GM étudie aujourd'hui toutes les options pour assurer sa survie. Le conseil d'administration du constructeur automobile américain n'exclut pas un placement sous le régime des faillites, le chapitre 11, avance vendredi le Wall Street Journal, citant des sources proches du dossier.
Réagissant à cette information, GM a indiqué que le conseil d'administration avait effectivement abordé la question de la faillite mais qu'il ne considérait pas celle-ci comme "une solution viable répondant aux problèmes de liquidités du groupe". La direction étudie tous les moyens en son pouvoir pour éviter une mise en faillite, a également indiqué GM au quotidien américain.
Le conseil d'administration de GM, qui a apporté un soutien sans faille à Rick Wagoner ces derniers mois, reconnaît qu'obtenir le déblocage de fonds supplémentaires "est une priorité de premier ordre". GM aux côtés de Ford et Chrysler essaient d'obtenir une rallonge de 25 milliards de dollars d'aide publique au secteur automobile. Une première enveloppe de 25 milliards a été votée par le Congrès en septembre, mais n'a pas encore été débloquée à ce jour.
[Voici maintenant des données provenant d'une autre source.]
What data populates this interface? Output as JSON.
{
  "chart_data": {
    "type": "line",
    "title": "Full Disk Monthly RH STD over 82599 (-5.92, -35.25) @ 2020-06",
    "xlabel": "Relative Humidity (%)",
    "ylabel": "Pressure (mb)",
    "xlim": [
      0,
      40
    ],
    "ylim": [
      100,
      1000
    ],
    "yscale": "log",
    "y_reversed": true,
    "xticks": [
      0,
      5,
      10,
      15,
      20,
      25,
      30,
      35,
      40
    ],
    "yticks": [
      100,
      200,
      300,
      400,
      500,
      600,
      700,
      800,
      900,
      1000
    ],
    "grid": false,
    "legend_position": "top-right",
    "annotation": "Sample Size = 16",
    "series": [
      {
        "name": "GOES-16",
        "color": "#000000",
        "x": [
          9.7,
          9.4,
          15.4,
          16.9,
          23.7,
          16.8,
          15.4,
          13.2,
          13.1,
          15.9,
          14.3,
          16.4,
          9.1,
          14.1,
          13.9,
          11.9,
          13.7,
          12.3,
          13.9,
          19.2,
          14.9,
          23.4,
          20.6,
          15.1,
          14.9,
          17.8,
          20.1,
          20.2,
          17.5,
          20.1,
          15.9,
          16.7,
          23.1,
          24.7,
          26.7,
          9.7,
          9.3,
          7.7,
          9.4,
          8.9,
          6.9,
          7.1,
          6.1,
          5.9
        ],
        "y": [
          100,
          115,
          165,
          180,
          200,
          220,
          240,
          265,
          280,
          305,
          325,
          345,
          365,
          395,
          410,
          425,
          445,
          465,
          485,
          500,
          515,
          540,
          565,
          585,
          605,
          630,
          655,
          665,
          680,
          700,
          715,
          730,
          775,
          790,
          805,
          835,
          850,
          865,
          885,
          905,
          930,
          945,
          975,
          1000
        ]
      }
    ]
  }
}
Toutefois, une telle position de la direction marque un désaccord profond avec le PDG de General Motors, Rick Wagoner, qui a ardemment défendu cette semaine, lors d'auditions de responsables du secteur devant le Congrès, que la voie de la faillite n'est pas une option viable pour le groupe. Le PDG de GM n'est pas le seul à être opposé à la voie de la faillite. Celui de Ford Alan Mulally et de Chrysler Bob Nardelli ont eux aussi agité devant le Congrès les conséquences "désastreuses" sur l'économie du pays d'une faillite de l'un d'entre eux, sur le plan social notamment. Une faillite de GM mettrait près d'un million de personnes au chômage et Ford près de 75.000 personnes.